= Guy Owen (novelist) =

American writer

Guy Owen (February 24, 1925 - July 25, 1981) was a professor of English who produced many different types of literary works.

== Career ==
He was born in Clarkton, Bladen County, North Carolina, and grew up on a tobacco farm. Although his college education was interrupted by three years as an Army private in Europe during World War II, he ultimately earned his bachelor's, master's, and doctoral degrees at the University of North Carolina at Chapel Hill. Although he never returned there to live, his boyhood in the Cape Fear region during the Great Depression, spent accompanying his grandfather to auctions and clerking at his father's general store, informed his writing, providing him with a lifetime of material for his fiction and poetry.

In the years between earning his M.A. and his Ph.D., Owen taught briefly at Davidson College and Elon College. During a four-year stint as an associate professor at Stetson University in Florida, he published his first poetry collection, and founded Impetus, the literary magazine which would evolve into the Southern Poetry Review. In 1960, he published his first novel, Season of Fear, a Depression-era story set in a rural community. The story of one man's struggle between religion and sex was critically well received, but its seriousness left Owen ready to write some lighter fiction. The Ballad of the Flim-Flam Man follows the comic adventures of an aging confidence man and his young AWOL sidekick in a thinly fictionalized Bladen County.
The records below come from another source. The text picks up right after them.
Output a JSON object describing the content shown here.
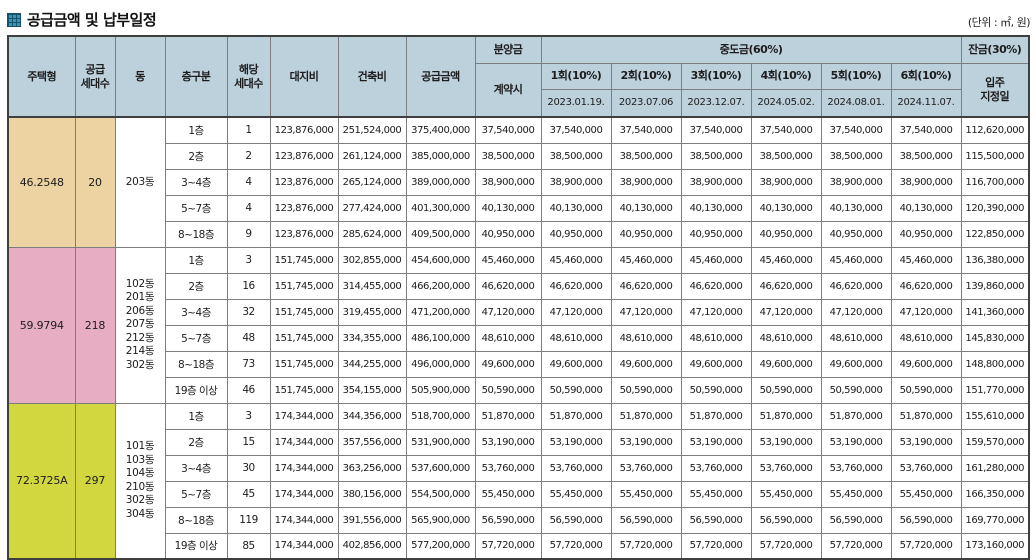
{
  "title": {
    "icon": "grid-square-icon",
    "text": "공급금액 및 납부일정"
  },
  "unit_note": "(단위 : ㎡, 원)",
  "colors": {
    "header_bg": "#bdd1dd",
    "group1_bg": "#edd3a1",
    "group2_bg": "#e7aec3",
    "group3_bg": "#d2d73f",
    "icon_teal": "#3f92b0",
    "border": "#7d7d7d",
    "outer_border": "#3f3f3f"
  },
  "table": {
    "headers": {
      "housing_type": "주택형",
      "supply_units": "공급\n세대수",
      "dong": "동",
      "floor_group": "층구분",
      "unit_count": "해당\n세대수",
      "land_cost": "대지비",
      "construction_cost": "건축비",
      "supply_amount": "공급금액",
      "down_payment": "분양금",
      "at_contract": "계약시",
      "interim_payment": "중도금(60%)",
      "balance": "잔금(30%)",
      "move_in_date": "입주\n지정일",
      "installments": [
        {
          "label": "1회(10%)",
          "date": "2023.01.19."
        },
        {
          "label": "2회(10%)",
          "date": "2023.07.06"
        },
        {
          "label": "3회(10%)",
          "date": "2023.12.07."
        },
        {
          "label": "4회(10%)",
          "date": "2024.05.02."
        },
        {
          "label": "5회(10%)",
          "date": "2024.08.01."
        },
        {
          "label": "6회(10%)",
          "date": "2024.11.07."
        }
      ]
    },
    "groups": [
      {
        "housing_type": "46.2548",
        "supply_units": "20",
        "dong": [
          "203동"
        ],
        "color": "#edd3a1",
        "rows": [
          {
            "floor": "1층",
            "units": "1",
            "land": "123,876,000",
            "construction": "251,524,000",
            "total": "375,400,000",
            "contract": "37,540,000",
            "installments": [
              "37,540,000",
              "37,540,000",
              "37,540,000",
              "37,540,000",
              "37,540,000",
              "37,540,000"
            ],
            "balance": "112,620,000"
          },
          {
            "floor": "2층",
            "units": "2",
            "land": "123,876,000",
            "construction": "261,124,000",
            "total": "385,000,000",
            "contract": "38,500,000",
            "installments": [
              "38,500,000",
              "38,500,000",
              "38,500,000",
              "38,500,000",
              "38,500,000",
              "38,500,000"
            ],
            "balance": "115,500,000"
          },
          {
            "floor": "3~4층",
            "units": "4",
            "land": "123,876,000",
            "construction": "265,124,000",
            "total": "389,000,000",
            "contract": "38,900,000",
            "installments": [
              "38,900,000",
              "38,900,000",
              "38,900,000",
              "38,900,000",
              "38,900,000",
              "38,900,000"
            ],
            "balance": "116,700,000"
          },
          {
            "floor": "5~7층",
            "units": "4",
            "land": "123,876,000",
            "construction": "277,424,000",
            "total": "401,300,000",
            "contract": "40,130,000",
            "installments": [
              "40,130,000",
              "40,130,000",
              "40,130,000",
              "40,130,000",
              "40,130,000",
              "40,130,000"
            ],
            "balance": "120,390,000"
          },
          {
            "floor": "8~18층",
            "units": "9",
            "land": "123,876,000",
            "construction": "285,624,000",
            "total": "409,500,000",
            "contract": "40,950,000",
            "installments": [
              "40,950,000",
              "40,950,000",
              "40,950,000",
              "40,950,000",
              "40,950,000",
              "40,950,000"
            ],
            "balance": "122,850,000"
          }
        ]
      },
      {
        "housing_type": "59.9794",
        "supply_units": "218",
        "dong": [
          "102동",
          "201동",
          "206동",
          "207동",
          "212동",
          "214동",
          "302동"
        ],
        "color": "#e7aec3",
        "rows": [
          {
            "floor": "1층",
            "units": "3",
            "land": "151,745,000",
            "construction": "302,855,000",
            "total": "454,600,000",
            "contract": "45,460,000",
            "installments": [
              "45,460,000",
              "45,460,000",
              "45,460,000",
              "45,460,000",
              "45,460,000",
              "45,460,000"
            ],
            "balance": "136,380,000"
          },
          {
            "floor": "2층",
            "units": "16",
            "land": "151,745,000",
            "construction": "314,455,000",
            "total": "466,200,000",
            "contract": "46,620,000",
            "installments": [
              "46,620,000",
              "46,620,000",
              "46,620,000",
              "46,620,000",
              "46,620,000",
              "46,620,000"
            ],
            "balance": "139,860,000"
          },
          {
            "floor": "3~4층",
            "units": "32",
            "land": "151,745,000",
            "construction": "319,455,000",
            "total": "471,200,000",
            "contract": "47,120,000",
            "installments": [
              "47,120,000",
              "47,120,000",
              "47,120,000",
              "47,120,000",
              "47,120,000",
              "47,120,000"
            ],
            "balance": "141,360,000"
          },
          {
            "floor": "5~7층",
            "units": "48",
            "land": "151,745,000",
            "construction": "334,355,000",
            "total": "486,100,000",
            "contract": "48,610,000",
            "installments": [
              "48,610,000",
              "48,610,000",
              "48,610,000",
              "48,610,000",
              "48,610,000",
              "48,610,000"
            ],
            "balance": "145,830,000"
          },
          {
            "floor": "8~18층",
            "units": "73",
            "land": "151,745,000",
            "construction": "344,255,000",
            "total": "496,000,000",
            "contract": "49,600,000",
            "installments": [
              "49,600,000",
              "49,600,000",
              "49,600,000",
              "49,600,000",
              "49,600,000",
              "49,600,000"
            ],
            "balance": "148,800,000"
          },
          {
            "floor": "19층 이상",
            "units": "46",
            "land": "151,745,000",
            "construction": "354,155,000",
            "total": "505,900,000",
            "contract": "50,590,000",
            "installments": [
              "50,590,000",
              "50,590,000",
              "50,590,000",
              "50,590,000",
              "50,590,000",
              "50,590,000"
            ],
            "balance": "151,770,000"
          }
        ]
      },
      {
        "housing_type": "72.3725A",
        "supply_units": "297",
        "dong": [
          "101동",
          "103동",
          "104동",
          "210동",
          "302동",
          "304동"
        ],
        "color": "#d2d73f",
        "rows": [
          {
            "floor": "1층",
            "units": "3",
            "land": "174,344,000",
            "construction": "344,356,000",
            "total": "518,700,000",
            "contract": "51,870,000",
            "installments": [
              "51,870,000",
              "51,870,000",
              "51,870,000",
              "51,870,000",
              "51,870,000",
              "51,870,000"
            ],
            "balance": "155,610,000"
          },
          {
            "floor": "2층",
            "units": "15",
            "land": "174,344,000",
            "construction": "357,556,000",
            "total": "531,900,000",
            "contract": "53,190,000",
            "installments": [
              "53,190,000",
              "53,190,000",
              "53,190,000",
              "53,190,000",
              "53,190,000",
              "53,190,000"
            ],
            "balance": "159,570,000"
          },
          {
            "floor": "3~4층",
            "units": "30",
            "land": "174,344,000",
            "construction": "363,256,000",
            "total": "537,600,000",
            "contract": "53,760,000",
            "installments": [
              "53,760,000",
              "53,760,000",
              "53,760,000",
              "53,760,000",
              "53,760,000",
              "53,760,000"
            ],
            "balance": "161,280,000"
          },
          {
            "floor": "5~7층",
            "units": "45",
            "land": "174,344,000",
            "construction": "380,156,000",
            "total": "554,500,000",
            "contract": "55,450,000",
            "installments": [
              "55,450,000",
              "55,450,000",
              "55,450,000",
              "55,450,000",
              "55,450,000",
              "55,450,000"
            ],
            "balance": "166,350,000"
          },
          {
            "floor": "8~18층",
            "units": "119",
            "land": "174,344,000",
            "construction": "391,556,000",
            "total": "565,900,000",
            "contract": "56,590,000",
            "installments": [
              "56,590,000",
              "56,590,000",
              "56,590,000",
              "56,590,000",
              "56,590,000",
              "56,590,000"
            ],
            "balance": "169,770,000"
          },
          {
            "floor": "19층 이상",
            "units": "85",
            "land": "174,344,000",
            "construction": "402,856,000",
            "total": "577,200,000",
            "contract": "57,720,000",
            "installments": [
              "57,720,000",
              "57,720,000",
              "57,720,000",
              "57,720,000",
              "57,720,000",
              "57,720,000"
            ],
            "balance": "173,160,000"
          }
        ]
      }
    ]
  }
}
Mordecai Jones and the guitar playing Curley Treadaway were to become two of Owen's favorite characters. The book was made into a movie in 1967 (The Flim-Flam Man) starring George C. Scott and Michael Sarrazin, and the characters reappeared in two more books to "con" the greedy and gullible who only get what they deserve. The 1970 novel Journey for Joedel won the Sir Walter Raleigh Award for best work of fiction by a North Carolinian.

In 1962, Owen took a position at North Carolina State University. He continued over the years to publish stories and poems. His collection The White Stallion and Other Poems won a Roanoke-Chowan cup for poetry by a North Carolina poet. He co-edited several anthologies of state and regional verse, lectured and conducted workshops across the state for writers of all levels, participated in the "poetry in the schools" program, and directed the North Carolina Poetry Circuit, which brought together poets and college students.

As a writer and teacher of writing, Guy Owen adhered to two principles. The first was specificity: "Never write 'flower': write 'rose' or 'marigold' or 'chrysanthemum.'" The second was "Make your reader comfortable," meaning that a writer should give enough information in a clear style to enable the reader to easily enter the writer's world. Owen's many honors include a Bread Loaf Scholarship, the Henry H. Bellamann Foundation Award, a Yaddo Fellowship, and the 1971 gold medallion North Carolina Award for Literature.

Owen died of liver cancer in Rex Hospital in Raleigh, North Carolina, at the age of 56.

== Books and editorships ==
- The Ballad of the Flim-Flam Man. New York: Macmillan, 1965.
- Cape Fear Country, and Other Poems. Lake Como, Florida: New Athenaeum Press, 1958.
- Contemporary Poetry of North Carolina. Edited with Mary C. Williams. Winston-Salem: John F. Blair, 1977.
- The Flim-Flam Man & the Apprentice Grifter. New York: Crown Publishers, 1972.
- Journey for Joedel. New York: Crown. 1970.
- Modern American Poetry: Essays in Criticism. DeLand, Florida: Everett/Edwards, 1972.
- New Southern Poets: Selected Poems from Southern Poetry Review. Edited with Mary C. Williams. Chapel Hill: University of North Carolina Press, 1974.
- Season of Fear. New York: Random House, 1960.
- Southern Poetry Review. Edited 1958–1977.
- Southern Poetry Review: A Decade of Poems. Editor. Raleigh: Southern Poetry Review Press, 1969.
- The White Stallion and Other Poems. Winston-Salem: John F. Blair, 1969.

Owen has had appearances in periodicals, including New East, Southern Literary Journal, Southern World, Tar Heel, and numerous poetry journals.